Method: We present a mechanistic pharmacodynamic (PD) model of the growth rate of a genetically homogeneous cancer cell population undergoing treatment with DNA-damaging agents. The model is formulated as a system of differential equations that link dosing to doubling time of the population. In treated populations, doubling time is decreased by a factor proportional to the likelihood that therapy will push members of the population above the GI-limit. This in turn depends on the proximity of the population to the GI-limit prior to treatment, on the cell population’s DNA-repair efficacy and on the potency of the drug-dose to increase a cell’s CNV-burden. To measure model parameters we sequence the transcriptomes of 1,569 single cells derived from human gastric cancer cell line HGC-27. This allows us to quantify CNV-burden per subpopulation and to identify cell surface markers for sorting.
Results: Clustering HGC-27 cells based on their CNV-profiles identified four groups (Fig. 1). Our PD model predicts that in the presence of DNA-damaging agents, clone 4 (n=46 cells) will grow faster than clone 1 (n=543) because of its higher DNA-repair activity (Anova:P=2E-6;F=9.78) and distance from the GI-limit (Fig. 1).

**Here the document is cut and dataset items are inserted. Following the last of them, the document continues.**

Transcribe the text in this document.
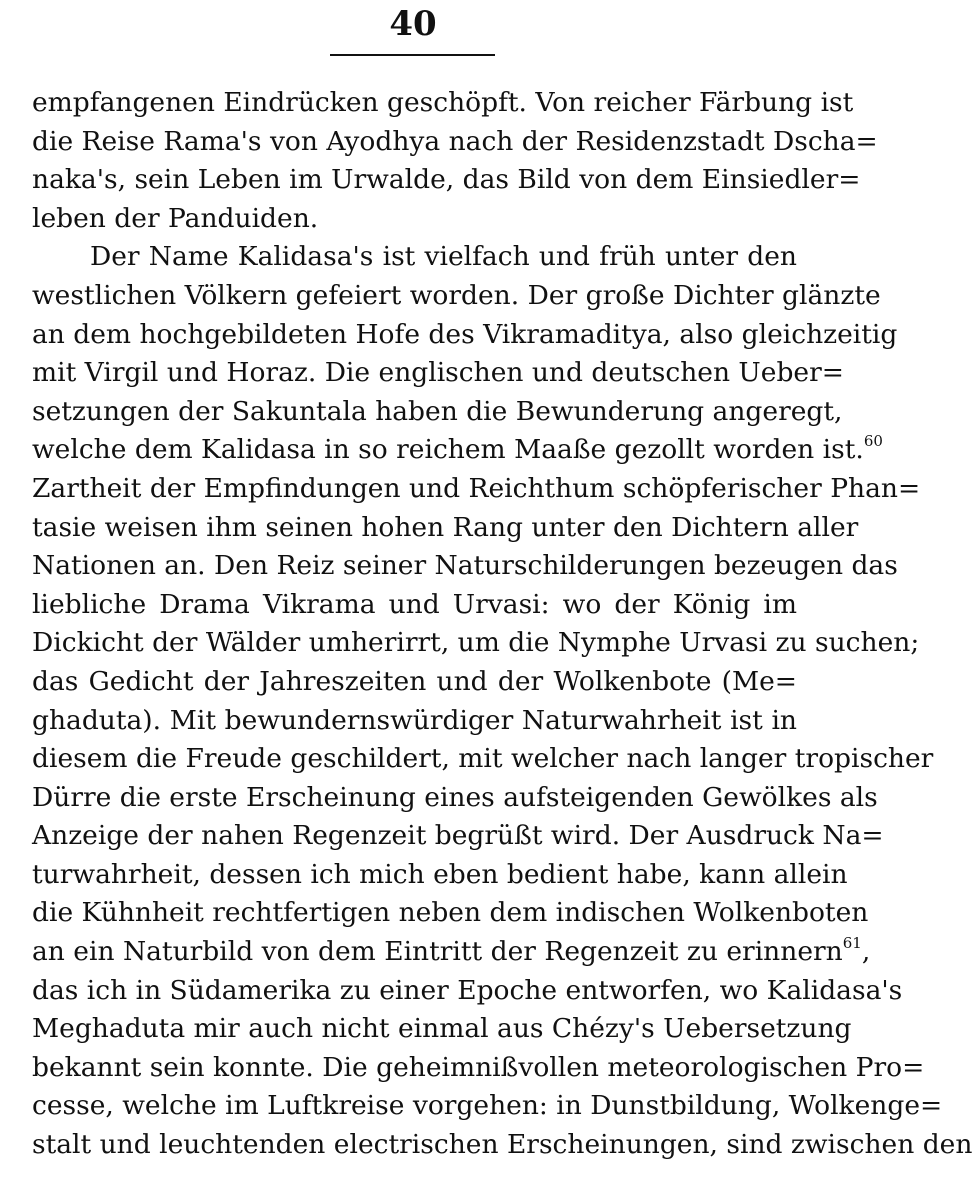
40
empfangenen Eindrücken geschöpft. Von reicher Färbung ist
die Reise Rama's von Ayodhya nach der Residenzstadt Dscha=
naka's, sein Leben im Urwalde, das Bild von dem Einsiedler=
leben der Panduiden.
Der Name Kalidasa's ist vielfach und früh unter den
westlichen Völkern gefeiert worden. Der große Dichter glänzte
an dem hochgebildeten Hofe des Vikramaditya, also gleichzeitig
mit Virgil und Horaz. Die englischen und deutschen Ueber=
setzungen der Sakuntala haben die Bewunderung angeregt,
welche dem Kalidasa in so reichem Maaße gezollt worden ist.$^{60}$
Zartheit der Empfindungen und Reichthum schöpferischer Phan=
tasie weisen ihm seinen hohen Rang unter den Dichtern aller
Nationen an. Den Reiz seiner Naturschilderungen bezeugen das
liebliche Drama Vikrama und Urvasi: wo der König im
Dickicht der Wälder umherirrt, um die Nymphe Urvasi zu suchen;
das Gedicht der Jahreszeiten und der Wolkenbote (Me=
ghaduta). Mit bewundernswürdiger Naturwahrheit ist in
diesem die Freude geschildert, mit welcher nach langer tropischer
Dürre die erste Erscheinung eines aufsteigenden Gewölkes als
Anzeige der nahen Regenzeit begrüßt wird. Der Ausdruck Na=
turwahrheit, dessen ich mich eben bedient habe, kann allein
die Kühnheit rechtfertigen neben dem indischen Wolkenboten
an ein Naturbild von dem Eintritt der Regenzeit zu erinnern$^{61}$,
das ich in Südamerika zu einer Epoche entworfen, wo Kalidasa's
Meghaduta mir auch nicht einmal aus Chézy's Uebersetzung
bekannt sein konnte. Die geheimnißvollen meteorologischen Pro=
cesse, welche im Luftkreise vorgehen: in Dunstbildung, Wolkenge=
stalt und leuchtenden electrischen Erscheinungen, sind zwischen den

Figure 1: Clonal composition of HGC-27. CNV-landscape (rows: 22 segments) of 164 RNA-sequenced cells (columns: cyan) points to the existence of four clones (color-bars on top). DNA sequencing of 164 cells (columns: magenta) confirm the existence of the four clones.
To test this prediction we identified 24 cell surface markers that can discriminate clones 1 and 4 from the remaining clones. These markers will inform flow cytometry sorting of clone 1 and clone 4 members.
Conclusions: Our integrative systems pharmacology framework can help shed light on the relevance of pre-treatment CNV-burden on DNA-damage sensitivity.
1. Andor, N., Graham, T.A., et al. (2016). Pan-cancer analysis of the extent and consequences of intratumor heterogeneity. Nat. Med. 22: 105-113.